Pittsburgh Pirates – No. 45
- Pitcher
- Born: December 15, 2000 (age 25) Jacksonville, Florida, U.S.
- Bats: LeftThrows: Left

MLB debut
- September 23, 2025, for the Pittsburgh Pirates

MLB statistics (through August 16, 2026)
- Win–loss record: 1–1
- Earned run average: 6.53
- Strikeouts: 17
- Stats at Baseball Reference

Teams
- Pittsburgh Pirates (2025–present);

= Hunter Barco =

American baseball player (born 2000)

Hunter Harkins Barco (born December 15, 2000) is an American professional baseball pitcher for the Pittsburgh Pirates of Major League Baseball (MLB).

==Amateur career==
Barco attended The Bolles School in Jacksonville, Florida, where he began playing varsity baseball in the eighth grade. He committed to play college baseball at the University of Virginia when he was 14, but later switched his commitment to the University of Florida for the Gators. He posted a 12-0 record and 0.53 ERA as a freshman and was named The Florida Times-Union Player of the Year. Barco then pitched to a 1.84 ERA as a sophomore, a 1.98 ERA as a junior, and a 5-0 record with a 1.84 ERA as a senior in 2019. During the summer of 2018, he played in the Under Armour All-America Baseball Game at Wrigley Field. He ended his high school career with a 35-4 record, a 1.53 ERA and 336 strikeouts alongside a .299 batting average and 13 home runs. He was considered a top prospect for the 2019 Major League Baseball draft, but was not selected until the 24th round by the New York Mets and did not sign due to his strong college commitment.

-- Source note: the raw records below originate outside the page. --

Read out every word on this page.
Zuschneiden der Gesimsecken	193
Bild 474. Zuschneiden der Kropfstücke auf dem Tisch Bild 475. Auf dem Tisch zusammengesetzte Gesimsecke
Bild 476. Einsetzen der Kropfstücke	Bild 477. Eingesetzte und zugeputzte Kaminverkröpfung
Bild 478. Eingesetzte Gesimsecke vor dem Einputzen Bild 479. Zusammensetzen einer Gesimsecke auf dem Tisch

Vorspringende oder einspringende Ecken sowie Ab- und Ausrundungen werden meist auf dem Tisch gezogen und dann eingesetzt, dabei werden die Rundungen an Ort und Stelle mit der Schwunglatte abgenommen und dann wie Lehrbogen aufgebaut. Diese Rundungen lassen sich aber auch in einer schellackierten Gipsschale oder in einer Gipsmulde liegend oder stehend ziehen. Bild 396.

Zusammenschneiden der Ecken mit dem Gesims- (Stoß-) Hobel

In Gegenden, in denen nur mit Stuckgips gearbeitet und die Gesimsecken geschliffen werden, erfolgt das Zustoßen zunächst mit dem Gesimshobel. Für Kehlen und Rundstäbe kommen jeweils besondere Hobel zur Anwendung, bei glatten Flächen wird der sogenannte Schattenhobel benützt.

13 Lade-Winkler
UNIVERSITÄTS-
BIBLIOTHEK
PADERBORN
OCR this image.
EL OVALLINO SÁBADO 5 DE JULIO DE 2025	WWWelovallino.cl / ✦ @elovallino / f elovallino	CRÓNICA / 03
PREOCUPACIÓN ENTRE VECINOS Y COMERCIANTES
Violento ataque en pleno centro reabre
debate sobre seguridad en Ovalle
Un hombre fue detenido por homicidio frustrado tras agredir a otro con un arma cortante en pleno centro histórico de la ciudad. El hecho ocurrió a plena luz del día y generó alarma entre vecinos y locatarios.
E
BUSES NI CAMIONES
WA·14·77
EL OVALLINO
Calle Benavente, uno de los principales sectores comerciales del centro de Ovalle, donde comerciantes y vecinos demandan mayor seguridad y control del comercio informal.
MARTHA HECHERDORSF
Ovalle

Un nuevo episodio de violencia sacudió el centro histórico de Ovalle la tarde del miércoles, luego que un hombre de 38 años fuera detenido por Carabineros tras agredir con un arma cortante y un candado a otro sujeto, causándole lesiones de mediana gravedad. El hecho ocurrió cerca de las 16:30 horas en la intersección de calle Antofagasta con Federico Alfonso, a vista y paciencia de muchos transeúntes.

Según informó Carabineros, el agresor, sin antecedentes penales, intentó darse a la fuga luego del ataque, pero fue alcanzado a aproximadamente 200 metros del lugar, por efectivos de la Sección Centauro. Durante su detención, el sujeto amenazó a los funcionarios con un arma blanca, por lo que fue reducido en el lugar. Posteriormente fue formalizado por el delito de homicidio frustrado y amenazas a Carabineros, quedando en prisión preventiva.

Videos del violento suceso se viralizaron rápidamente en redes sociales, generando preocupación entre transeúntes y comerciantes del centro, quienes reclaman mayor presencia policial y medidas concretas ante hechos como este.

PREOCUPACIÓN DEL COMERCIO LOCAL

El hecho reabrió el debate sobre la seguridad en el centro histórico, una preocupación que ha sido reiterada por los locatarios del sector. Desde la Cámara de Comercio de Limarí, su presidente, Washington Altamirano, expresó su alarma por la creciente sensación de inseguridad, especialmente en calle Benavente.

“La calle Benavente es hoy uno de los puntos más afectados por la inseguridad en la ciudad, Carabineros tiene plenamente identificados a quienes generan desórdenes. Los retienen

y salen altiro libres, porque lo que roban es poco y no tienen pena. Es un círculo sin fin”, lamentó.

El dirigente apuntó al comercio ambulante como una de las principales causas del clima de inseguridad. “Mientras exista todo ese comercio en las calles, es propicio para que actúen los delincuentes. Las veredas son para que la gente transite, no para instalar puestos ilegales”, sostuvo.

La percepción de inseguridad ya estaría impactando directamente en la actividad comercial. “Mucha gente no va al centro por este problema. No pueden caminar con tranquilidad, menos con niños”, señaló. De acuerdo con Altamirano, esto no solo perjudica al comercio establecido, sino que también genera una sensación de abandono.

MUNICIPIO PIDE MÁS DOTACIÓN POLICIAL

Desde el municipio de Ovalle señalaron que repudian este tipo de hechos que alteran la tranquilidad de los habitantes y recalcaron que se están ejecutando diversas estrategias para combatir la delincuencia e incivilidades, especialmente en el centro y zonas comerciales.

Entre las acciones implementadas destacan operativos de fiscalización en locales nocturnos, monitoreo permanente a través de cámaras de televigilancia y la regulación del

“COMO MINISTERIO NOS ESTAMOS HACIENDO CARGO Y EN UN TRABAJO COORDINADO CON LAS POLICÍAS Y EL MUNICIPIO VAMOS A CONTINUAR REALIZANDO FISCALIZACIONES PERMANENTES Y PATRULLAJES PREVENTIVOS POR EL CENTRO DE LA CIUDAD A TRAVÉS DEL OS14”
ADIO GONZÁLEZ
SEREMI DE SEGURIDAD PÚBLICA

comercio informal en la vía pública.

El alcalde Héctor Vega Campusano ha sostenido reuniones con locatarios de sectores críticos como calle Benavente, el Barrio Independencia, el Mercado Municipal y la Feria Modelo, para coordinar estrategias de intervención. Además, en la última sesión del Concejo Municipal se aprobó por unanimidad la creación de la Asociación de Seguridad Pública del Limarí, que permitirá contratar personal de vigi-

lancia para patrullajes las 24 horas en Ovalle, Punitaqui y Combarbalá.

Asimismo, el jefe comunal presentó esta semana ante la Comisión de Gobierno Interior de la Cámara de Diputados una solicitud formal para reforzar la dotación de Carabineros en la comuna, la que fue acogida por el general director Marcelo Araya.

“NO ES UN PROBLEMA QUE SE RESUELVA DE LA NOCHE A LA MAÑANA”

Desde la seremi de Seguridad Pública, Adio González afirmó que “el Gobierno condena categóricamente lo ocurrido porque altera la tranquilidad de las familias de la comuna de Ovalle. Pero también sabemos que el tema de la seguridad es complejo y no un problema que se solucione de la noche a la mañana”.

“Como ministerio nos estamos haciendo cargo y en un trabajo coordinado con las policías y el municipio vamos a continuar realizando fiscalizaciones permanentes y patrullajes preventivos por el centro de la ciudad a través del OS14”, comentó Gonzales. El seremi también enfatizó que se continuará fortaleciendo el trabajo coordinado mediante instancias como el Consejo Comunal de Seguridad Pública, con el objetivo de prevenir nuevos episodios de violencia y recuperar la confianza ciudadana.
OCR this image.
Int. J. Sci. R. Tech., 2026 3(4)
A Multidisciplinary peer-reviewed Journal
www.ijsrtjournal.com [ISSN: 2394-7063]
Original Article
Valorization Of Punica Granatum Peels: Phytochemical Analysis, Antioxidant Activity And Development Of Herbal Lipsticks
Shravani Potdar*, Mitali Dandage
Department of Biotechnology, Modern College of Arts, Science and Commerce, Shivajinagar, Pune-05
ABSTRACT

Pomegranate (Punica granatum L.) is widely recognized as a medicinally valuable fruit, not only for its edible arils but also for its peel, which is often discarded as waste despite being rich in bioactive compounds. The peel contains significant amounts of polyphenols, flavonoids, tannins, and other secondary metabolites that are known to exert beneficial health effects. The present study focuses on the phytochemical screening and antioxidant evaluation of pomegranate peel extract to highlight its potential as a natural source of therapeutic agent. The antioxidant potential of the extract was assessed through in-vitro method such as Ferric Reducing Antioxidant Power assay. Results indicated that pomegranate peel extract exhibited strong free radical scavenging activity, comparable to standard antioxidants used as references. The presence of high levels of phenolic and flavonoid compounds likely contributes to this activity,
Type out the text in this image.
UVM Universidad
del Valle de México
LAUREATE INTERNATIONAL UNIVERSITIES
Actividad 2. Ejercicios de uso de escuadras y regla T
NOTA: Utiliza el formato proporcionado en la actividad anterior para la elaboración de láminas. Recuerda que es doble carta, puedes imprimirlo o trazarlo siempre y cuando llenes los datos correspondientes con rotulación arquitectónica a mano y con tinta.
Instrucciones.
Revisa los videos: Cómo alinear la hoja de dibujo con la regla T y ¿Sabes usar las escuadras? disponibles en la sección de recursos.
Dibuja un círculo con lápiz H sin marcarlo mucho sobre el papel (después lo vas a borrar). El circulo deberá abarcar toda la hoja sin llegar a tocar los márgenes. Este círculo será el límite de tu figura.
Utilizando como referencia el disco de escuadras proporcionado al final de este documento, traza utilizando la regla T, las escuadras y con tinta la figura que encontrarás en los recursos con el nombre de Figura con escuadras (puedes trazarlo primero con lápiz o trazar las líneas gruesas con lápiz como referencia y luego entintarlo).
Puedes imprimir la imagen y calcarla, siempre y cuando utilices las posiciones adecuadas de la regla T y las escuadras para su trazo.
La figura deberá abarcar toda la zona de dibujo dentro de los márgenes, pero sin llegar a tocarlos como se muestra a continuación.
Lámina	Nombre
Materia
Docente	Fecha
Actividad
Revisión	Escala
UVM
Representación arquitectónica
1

In 2020, Barco's freshman year at Florida, he pitched 19 1/3 innings in which he went 2-0 with a 1.40 ERA and 26 strikeouts before the remainder of the season was cancelled due to the COVID-19 pandemic. He spent that summer playing in the Texas Collegiate League for the Tulsa Drillers. In 2021, Barco started 16 games for the Gators and went 10-3 with a 4.01 ERA, 94 strikeouts, and 26 walks across 83 innings. Following the season's end, he was selected to play for the USA Baseball Collegiate National Team. Barco was named Florida's Opening Day starter for the 2022 season, striking out 11 batters over six innings in a 7-2 win over the Liberty Flames. He was subsequently named the SEC Pitcher of the Week. In mid-April, Barco was shut down indefinitely with elbow discomfort. A few weeks later, it was announced that he would be undergoing Tommy John surgery and would miss the remainder of the season. Over nine starts for the season, Barco went 5-2 with a 2.50 ERA, 69 strikeouts, and 11 walks over 50 1/3 innings.

==Professional career==
The Pittsburgh Pirates selected Barco with the 44th overall selection in the 2022 Major League Baseball draft. He signed with the team for $1.5 million.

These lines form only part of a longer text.